There are additional inequities that should concern all residents of unincorporated Greenburgh. The town assessor confirmed that a disproportionate share of the Town’s tax-exempt properties—such as religious institutions, public facilities, and other nonprofits—is concentrated in unincorporated Greenburgh. These properties are exempt from paying taxes, yet they still rely on municipal services funded by the rest of us. We are carrying this load—without any compensatory relief. To make matters worse, certain neighborhoods within unincorporated Greenburgh have never received meaningful remediation for chronic flood zones, rendering some homes effectively unsellable. These properties lose market value, yet continue to be taxed as if the flood risk doesn’t exist. And I won’t even get into school taxes—except to say that they increase every year, with no accountability. Thanks to the perennial decisions of the Board of Education, our tax burden continues to climb, even as the chronically under-performing Greenburgh Central School District further drags down property values. In short, we pay more and get less—less equity, less transparency, and less return on our community investment.

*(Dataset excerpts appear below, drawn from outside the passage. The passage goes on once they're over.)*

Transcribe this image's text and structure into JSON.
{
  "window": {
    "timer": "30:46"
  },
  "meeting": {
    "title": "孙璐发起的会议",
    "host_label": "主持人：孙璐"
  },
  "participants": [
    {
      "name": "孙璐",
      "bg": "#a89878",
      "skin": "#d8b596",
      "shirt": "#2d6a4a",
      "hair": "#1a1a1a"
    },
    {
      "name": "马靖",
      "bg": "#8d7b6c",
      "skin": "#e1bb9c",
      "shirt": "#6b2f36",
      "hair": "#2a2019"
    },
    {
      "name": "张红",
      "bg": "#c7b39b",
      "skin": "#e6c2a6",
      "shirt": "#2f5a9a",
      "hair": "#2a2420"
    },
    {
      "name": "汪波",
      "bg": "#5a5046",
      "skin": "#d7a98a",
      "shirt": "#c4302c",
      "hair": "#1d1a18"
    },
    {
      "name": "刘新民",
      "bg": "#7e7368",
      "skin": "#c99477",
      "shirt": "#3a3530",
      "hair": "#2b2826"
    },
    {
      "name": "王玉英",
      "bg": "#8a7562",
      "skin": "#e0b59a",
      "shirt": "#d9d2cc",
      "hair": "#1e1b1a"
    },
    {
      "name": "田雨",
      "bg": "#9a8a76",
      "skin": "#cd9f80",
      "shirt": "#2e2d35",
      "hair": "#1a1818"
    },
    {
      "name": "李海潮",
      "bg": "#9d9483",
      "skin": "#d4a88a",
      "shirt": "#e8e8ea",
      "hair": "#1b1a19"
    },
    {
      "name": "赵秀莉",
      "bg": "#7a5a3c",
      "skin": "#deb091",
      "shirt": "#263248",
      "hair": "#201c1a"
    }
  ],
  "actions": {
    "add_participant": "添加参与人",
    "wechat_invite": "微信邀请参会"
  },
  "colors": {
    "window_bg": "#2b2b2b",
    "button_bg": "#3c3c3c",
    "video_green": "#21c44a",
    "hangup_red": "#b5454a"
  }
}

There is a larger sociological problem here. The town’s tax system, as it currently functions, is killing the host. Longtime residents are not selling their homes. They are not realizing the supposed gains in value that rising assessments assume. But they are being taxed on those paper gains just the same. Seniors and working families alike are being squeezed by a process that is inconsistent, and largely immune to scrutiny. Official inflation for 2025 is around 3%, but the U.S. dollar has also weakened by 10% against foreign currencies, raising the price of imported goods. Meanwhile, local wages are mostly flat, while housing costs—prices, taxes and mortgage rates—climb.
And all of this is happening under the watch of a single assessor who has been in office for 37 years and a town supervisor who is once again running unopposed. There is no check on this system. No rotation of oversight. Just a bureaucratic machine that lumbers on, adjusting its numbers by ear and squeezing ever more from residents—residents who are left with no choice but to comply or leave. It is time to demand more. Not just transparency, but reform. Not just models, but fairness. Not just polite meetings with twelve attendees—but real civic engagement.